There is no need to experience all the fears, frustrations, and misery of swallowing problems. In the past, most ALS patients lumped having a feeding tube in the same category as going on a ventilator. Today most patients recognize that a feeding tube is a simple, inexpensive, minimal care way to add months, if not years, to their life and quality of life. It reduces stress for everyone, can be used only for supplemental feedings, pills, and extra water and only gradually stepped up to full use when swallowing is not safe at all. And it can be removed at any time you don't want to continue with it.


When choking first begins it is time to have a swallow study done. You will be given various textures of food to chew and swallow. The food is mixed with tasteless white goop so that as you swallow, all the stages of swallowing can be seen on X-ray. A therapist can then see how bad your swallow is and recommend ways to make eating safer; chin down to swallow, thickened liquids, double swallow each bite, blenderizing meats.

Even if your swallow study shows minimal swallowing problems, it is time to begin considering if you will use a feeding tube. ALS will progress and swallowing will become hazardous. There really is no point in waiting. Caring for an unused feeding tube is a simple matter of a quick wash of the stoma with soap and water and putting a few ounces of water down it daily. Many people have trouble swallowing pills when swallowing problems first start. Crushing them and putting them through the tube makes life easier. When you can no longer feed yourself, a can of formula is a time saver. Breakfast from a can really helps shorten the time and effort of getting you up in the morning. And you can continue to eat normally until that becomes unsafe. Many people begin by using the feeding tube for quick meals and supplemental feedings.

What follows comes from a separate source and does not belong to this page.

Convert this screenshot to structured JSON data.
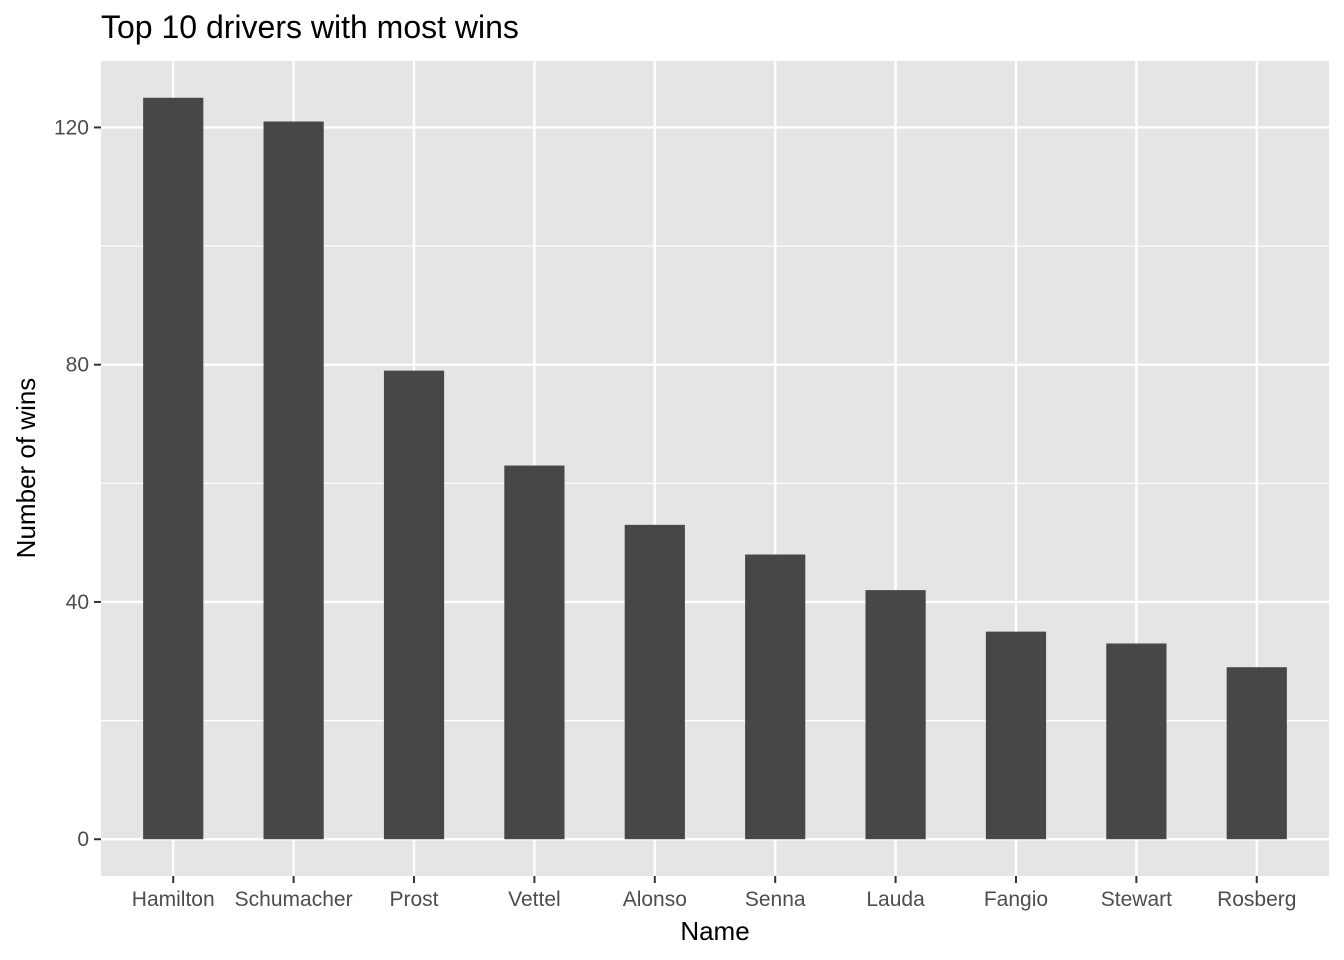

Later the tube is the main source of food and eating is for pleasure.

When to get a feeding tube is generally thought of as being determined by the onset of swallowing problems. While that is true, the degree of breathing problems is also very important in determining when to have a feeding tube put in. The usual recommendation is to have the feeding tube put in when your breathing capacity falls to around 50%. Even though you may not need the feeding tube for food and water yet, putting the tube in early greatly reduces problems. A breathing crisis during the procedure is unlikely and you will be all around healthier if it is done before you have trouble eating and drinking.

Problems are more likely if the older PEG procedure is used to place the feeding tube. Placing a feeding tube using the PEG procedure when breathing problems are advanced is complicated by difficulty keeping the patient well oxygenated while under anesthesia and, if intubation and a vent are needed, it may be difficult to get off the vent afterward. Another problem with delaying feeding tube placement happens as the diaphragm, the muscle that stretches across the bottom of the rib cage, weakens, allowing the stomach to move upward under the edge of the rib cage. That makes positioning the feeding tube through the abdomen into the stomach more difficult. Poor nutrition is debilitating making the procedure harder on the patient and increasing the risk of respiratory problems as well as infection.

The feeding tube can be put in much later using the newer PRG or RIG procedure. Because the placement position is determined using X-ray technology rather than endoscopy, anesthesia isn't needed so breathing is less a problem. This procedure is only done by a trained Radiologist and that limits the availability of the procedure.